Zaczęło się! Największe święto w Walencji - Las Fallas - wystartowało oficjalnie wczoraj. Chociaż niektórzy mówią, że w piątek. W sumie to ciężko się połapać, bo masclety strzelają już tak dawno, że aż straciłam rachubę. W marcu to ona wyznacza rytm życia miasta.Tak czy inaczej: 15.03 to oficjalny start największego święta w Walencji i jednego z najbardziej osobliwych na świecie - Las Fallas.

Miejsce akcji: Plaza del Ayuntamiento, Valencia
Godzina: 14:00


Żeby cokolwiek zobaczyć, trzeba być przynajmniej godzinę wcześniej. Pierwszy strzał słychać o 13:50. Druga raca zostaje wystrzelona w powietrze o 13:55. O 14:00 rozpoczyna się około pięciominutowa zadyma. Petardy strzelają, huczą i rozsadzają bębenki w uszach. Każdy kolejny wystrzał to kolejna dawka  dymu i po chwili cały plac zostaje pokryty gęstą mgłą. Ostatnia raca idzie w powietrze i rozlegają się gromkie brawa.

Tłum przede mną...
... i za mną.
Filmik z masclety pojawił się już na instagramie.
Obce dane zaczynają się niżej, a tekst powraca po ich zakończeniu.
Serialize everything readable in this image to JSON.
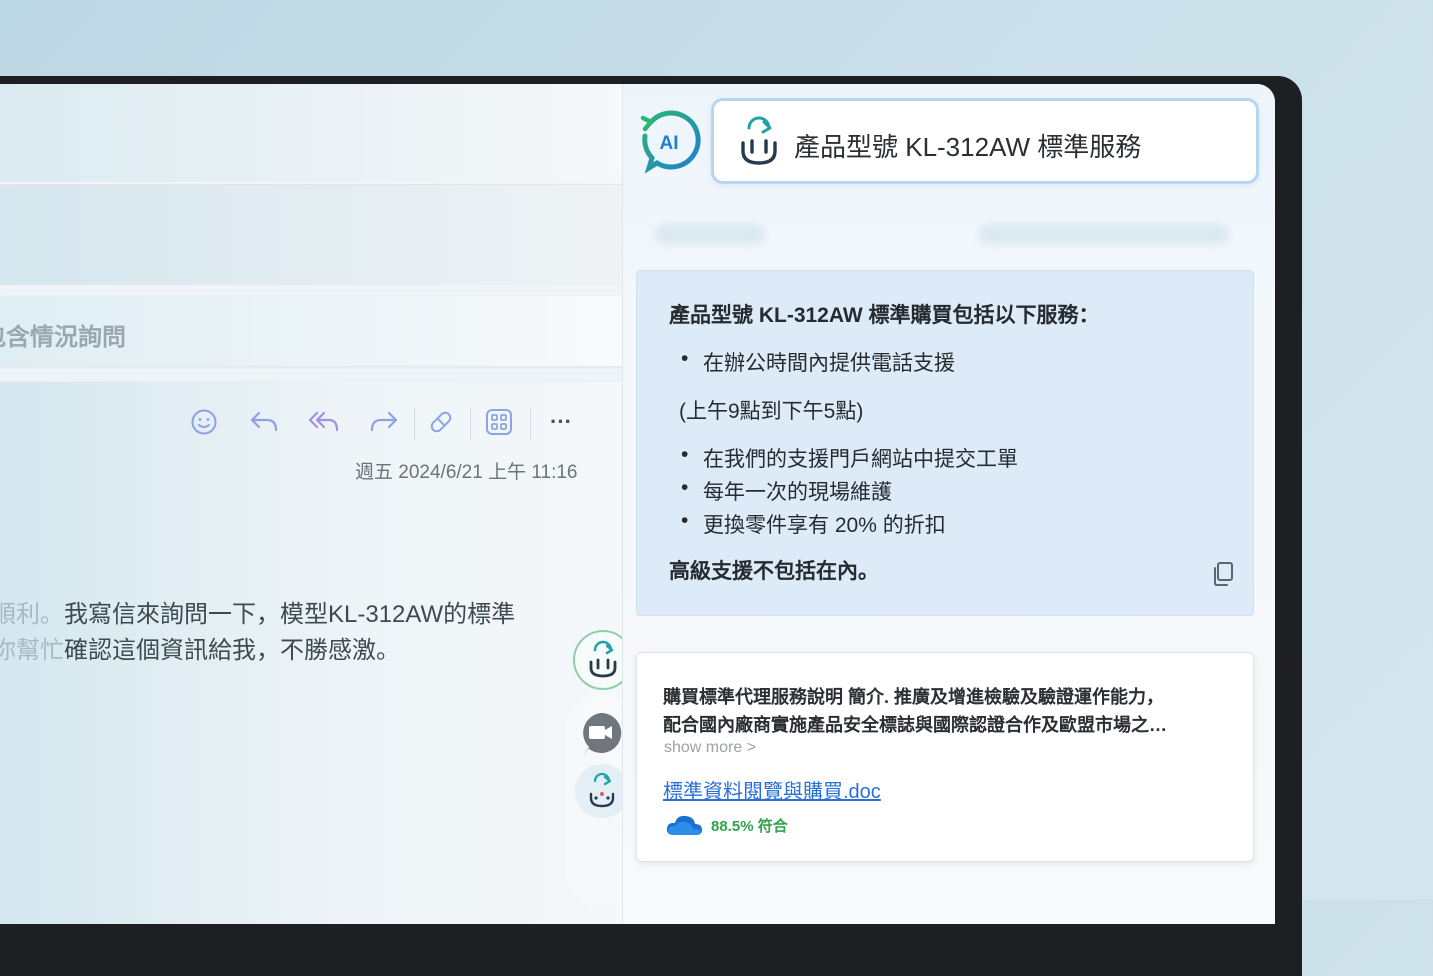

Miejsce akcji: Puente de Alameda, ogrody Turii

Godzina: 1:00
 

20 minut przepięknego pokazu fajerwerków. I tak codziennie (a raczej co noc), przez 5 dni. Znów trzeba być przynajmniej godzinę wcześniej, żeby zająć dobre miejsce. Dziesiątki tysięcy ludzi, starzy, młodzi, rodziny z dziećmi - no dosłownie wszyscy. A po  pokazie na ulicach trwa fiesta do rana. Tak, wszyscy piją alkohol w miejscach publicznych i nikt nie dostaje mandatów.


Najlepsza zabawa przed nami, bo wielki finał dopiero w środę. Wtedy też wyjaśnię Wam, o co tyle szumu i huku.

2 komentarze :

  1. Ahh, byłam tam dokładnie rok temu... :( Niezapomniane przeżycie!

    OdpowiedzUsuń
  2. Myślałam, że to przereklamowane święto, ale teraz wszystko już rozumiem. Jest niesamowicie!